- Trątnowice
- Coordinates: 50°12′18″N 20°07′11″E﻿ / ﻿50.20500°N 20.11972°E
- Country: Poland
- Voivodeship: Lesser Poland
- County: Kraków County
- Gmina: Słomniki
- Elevation: 257 m (843 ft)

Population (2021)
- • Total: 244
- Postal code: 32-090
- Area code: +48 12
- Vehicle registration: KRA

= Trątnowice =

Trątnowice – a village in Poland, located in the Lesser Poland Voivodeship, in Kraków County, within Gmina Słomniki. Geographically, the village lies in the area of the Miechów Upland (approximately 257 metres above sea level).

Integral parts of the village:

- Kolonie Trątnowskie
- Nadział
- Stara Wieś

Trątnowice borders the following localities:

- Niedźwiedź
- Szczepanowice
- Czechy
- Skrzeszowice

== History ==

The oldest documented mention of the village dates back to 1279. In a document issued by Duke Bolesław the Chaste, confirming the possessions of the Poor Clares’ convent in Grodzisko, the village is listed under the name Trantnowice. At that time, the duke granted permission to relocate service population from Goszcza to this village (as well as to Wierzbno).

In the 15th century, the village came under the influence of the powerful noble family of the Szafraniec family, owners of the nearby Pieskowa Skała. In 1402, Piotr Szafraniec allocated income from part of Trątnowice to endow an altar in the Wawel Cathedral. This foundation was expanded in 1412, when part of the village’s income began to support the budget of the Kraków Academy, providing financial assistance to its professors and students.

In the 19th century, an agricultural estate (manor farm) operated in Trątnowice.
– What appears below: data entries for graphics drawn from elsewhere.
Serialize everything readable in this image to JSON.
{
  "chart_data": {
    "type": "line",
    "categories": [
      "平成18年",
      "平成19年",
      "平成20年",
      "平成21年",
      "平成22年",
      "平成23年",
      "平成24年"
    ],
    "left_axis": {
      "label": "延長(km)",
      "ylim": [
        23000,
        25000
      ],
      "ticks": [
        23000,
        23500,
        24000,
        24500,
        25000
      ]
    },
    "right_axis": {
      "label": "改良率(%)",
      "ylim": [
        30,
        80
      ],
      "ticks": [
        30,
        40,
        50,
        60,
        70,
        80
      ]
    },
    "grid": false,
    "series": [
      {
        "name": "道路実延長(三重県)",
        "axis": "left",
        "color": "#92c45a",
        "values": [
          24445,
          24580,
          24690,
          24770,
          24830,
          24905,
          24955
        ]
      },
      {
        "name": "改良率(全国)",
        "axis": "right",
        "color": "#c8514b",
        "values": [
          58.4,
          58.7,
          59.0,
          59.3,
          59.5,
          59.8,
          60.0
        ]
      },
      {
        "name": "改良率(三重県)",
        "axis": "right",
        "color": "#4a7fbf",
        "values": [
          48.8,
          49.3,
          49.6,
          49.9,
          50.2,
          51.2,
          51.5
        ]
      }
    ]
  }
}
In the local manor house, on 2 October 1880, Edward Kopciński was born — a Polish painter and educator, a student of Teodor Axentowicz and Józef Mehoffer.

During World War I, in November 1914, fighting took place in the vicinity of the village between Russian and Austro-Hungarian troops (as part of the Battle of Kraków). A remnant of these events is a war grave located in the fields (near property no. 12), in the form of an earthen mound. It most likely contains the remains of 24 soldiers of the Russian Army and 1 soldier of the Austro-Hungarian Army.

In the years 1975–1998, the village administratively belonged to the former Kraków Voivodeship.

== Volunteer Fire Brigade ==
The village has a unit of the Volunteer Fire Brigade (OSP Trątnowice), operating as an association. The unit is not included in the National Firefighting and Rescue System (KSRG), serving a supporting role in the fire protection system of Gmina Słomniki.

History and equipment:

Although firefighting traditions in the village date back to the mid-20th century, the unit obtained its current legal form on 29 May 2001, when it was officially entered into the National Court Register (KRS).

A significant event in the unit’s recent history occurred in 2021, when the OSP acquired a newer firefighting vehicle. With funds from the budget of Gmina Słomniki, a light reconnaissance and rescue vehicle Ford Transit was purchased, previously used by the OSP Sulisławice unit. It replaced worn-out equipment and increased the unit’s mobility.

The fire station (located at number 62) serves as the centre of social life in the village, functioning as a venue for residents’ meetings and cultural events.

== Sport and recreation ==
In 1946, a football club was founded in the village: LKS “Trątnowianka” Trątnowice. Over the years, the team competed in leagues organised by the Lesser Poland Football Association, playing, among others, in Class B (Kraków I group) and Class C.

The village also has a playground adapted for young children.

== Transport ==
A minibus also serves the village on weekdays, operating on the following route:

- Niedźwiedź PKP – Trątnowice – Słomniki Osiedle
- Słomniki Osiedle – Trątnowice – Niedźwiedź PKP

The minibus is adapted for people with disabilities.

Ticket price: 3 PLN per ride. Monthly tickets are also available.

In the iMKA – Małopolska Agglomeration Card application, after creating an account, users can check the route, arrival times, and live location of the minibus.

More information is available on the Gmina Słomniki website in the transport section.

== Education ==
Students from the village are transported by school bus to the Primary School named after Tadeusz Kościuszko in Niedźwiedź.

== Telecommunications ==
Fibre-optic internet with a maximum bandwidth of 1 Gb/s has been installed in Trątnowice and nearby villages. Landline telephone numbers in this area begin with the digits 12 388 22 **.

== Religion ==
Roman Catholic faithful belong to the Diocese of Kielce (parish of Niedźwiedź Parish).